Court Theatre is exploring its mission statement through a new event series, Inside the Mission. With this series, we bring together artists and academics from across Chicago to discuss important aspects of what we aim to do at Court. On November 7, we had our first conversation about exploring and expanding the African American theatrical canon. Read some insights from our panelists below:

Kenneth Warren
Professor at The University of Chicago Department of English; Center for the Study of Race, Politics, and Culture

“Court’s approach to the idea of the ‘classic’ starts with trying to understand what the work was, and only then thinking about how you take it and translate it into the present. The theater doesn’t simply assume the automatic timelessness of the work. It says, ‘It’s a work of its time, how does it become a work of our time?’ That means a certain kind of iconoclasm, a certain kind of revisionism, a certain kind of experimentation with the notion of a classic.”

Tracie Hall
Director of Culture Program, The Joyce Foundation

“[Court] Theatre is a formidable incubator of work that hasn’t seen the light of day. But it is [also] a place where plays that we have seen before can be reinterpreted, a place where life can be breathed back into them. And I think that’s very important … [Court] has a reputation and a profile that certainly is aided by its connection with the University of Chicago, but then it exceeds that, it goes beyond that. It has its own profile, its own place, its own gravity; not only within the theater world, but in the surrounding community.”

Lydia Diamond
Playwright

“When I was in undergrad 25 years ago, the canon didn’t look like me … [Doing classic theater] asks that we make the work deeper, it pushes us to own it and rise to it.”

Ron OJ Parson
Resident Artist, Court Theatre

“We’re in the middle of Hyde Park—we should be doing things that are relevant for the people of Hyde Park, black and white, not just what people think ‘classic theater’ is. So we wanted to redefine it … It can be more than Ibsen and Chekhov, O’Neill and Williams.”

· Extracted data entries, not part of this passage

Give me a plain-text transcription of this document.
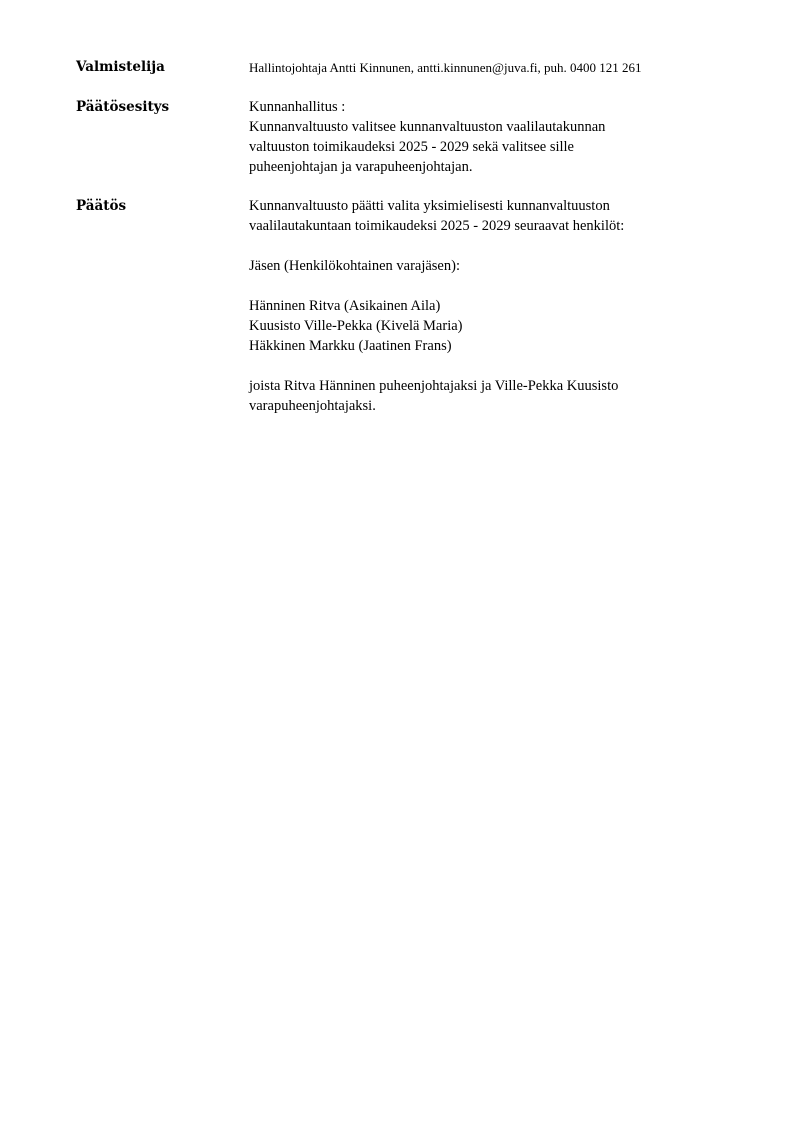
Valmistelija	Hallintojohtaja Antti Kinnunen, antti.kinnunen@juva.fi, puh. 0400 121 261
Päätösesitys	Kunnanhallitus :
Kunnanvaltuusto valitsee kunnanvaltuuston vaalilautakunnan
valtuuston toimikaudeksi 2025 - 2029 sekä valitsee sille
puheenjohtajan ja varapuheenjohtajan.
Päätös	Kunnanvaltuusto päätti valita yksimielisesti kunnanvaltuuston
vaalilautakuntaan toimikaudeksi 2025 - 2029 seuraavat henkilöt:
Jäsen (Henkilökohtainen varajäsen):
Hänninen Ritva (Asikainen Aila)
Kuusisto Ville-Pekka (Kivelä Maria)
Häkkinen Markku (Jaatinen Frans)
joista Ritva Hänninen puheenjohtajaksi ja Ville-Pekka Kuusisto
varapuheenjohtajaksi.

We look forward to our next event in the Inside the Mission series this winter, where we will be discussing with Marilyn F. Vitale Artistic Director Charles Newell, and his colleagues in the theatre world and beyond, what makes a play a classic.

Posted on November 16, 2017 in Theatre News

2 responses on “Inside the Mission: Exploring and Expanding the African American canon”

  1. Judith L. and David Sensibar says:

    We commend your mission statement. As part of your exploring and expanding mission we’d like to see Lydia Diamond’s plays at the Court. In fact we’d like to see women writers of all colors represented at the Court.

    Any chance of that?

  2. Traci Brant says:

    Thanks so much for your response! We will pass your feedback on to our artistic team. We are definitely pursuing projects that include women writers and directors of all colors at Court.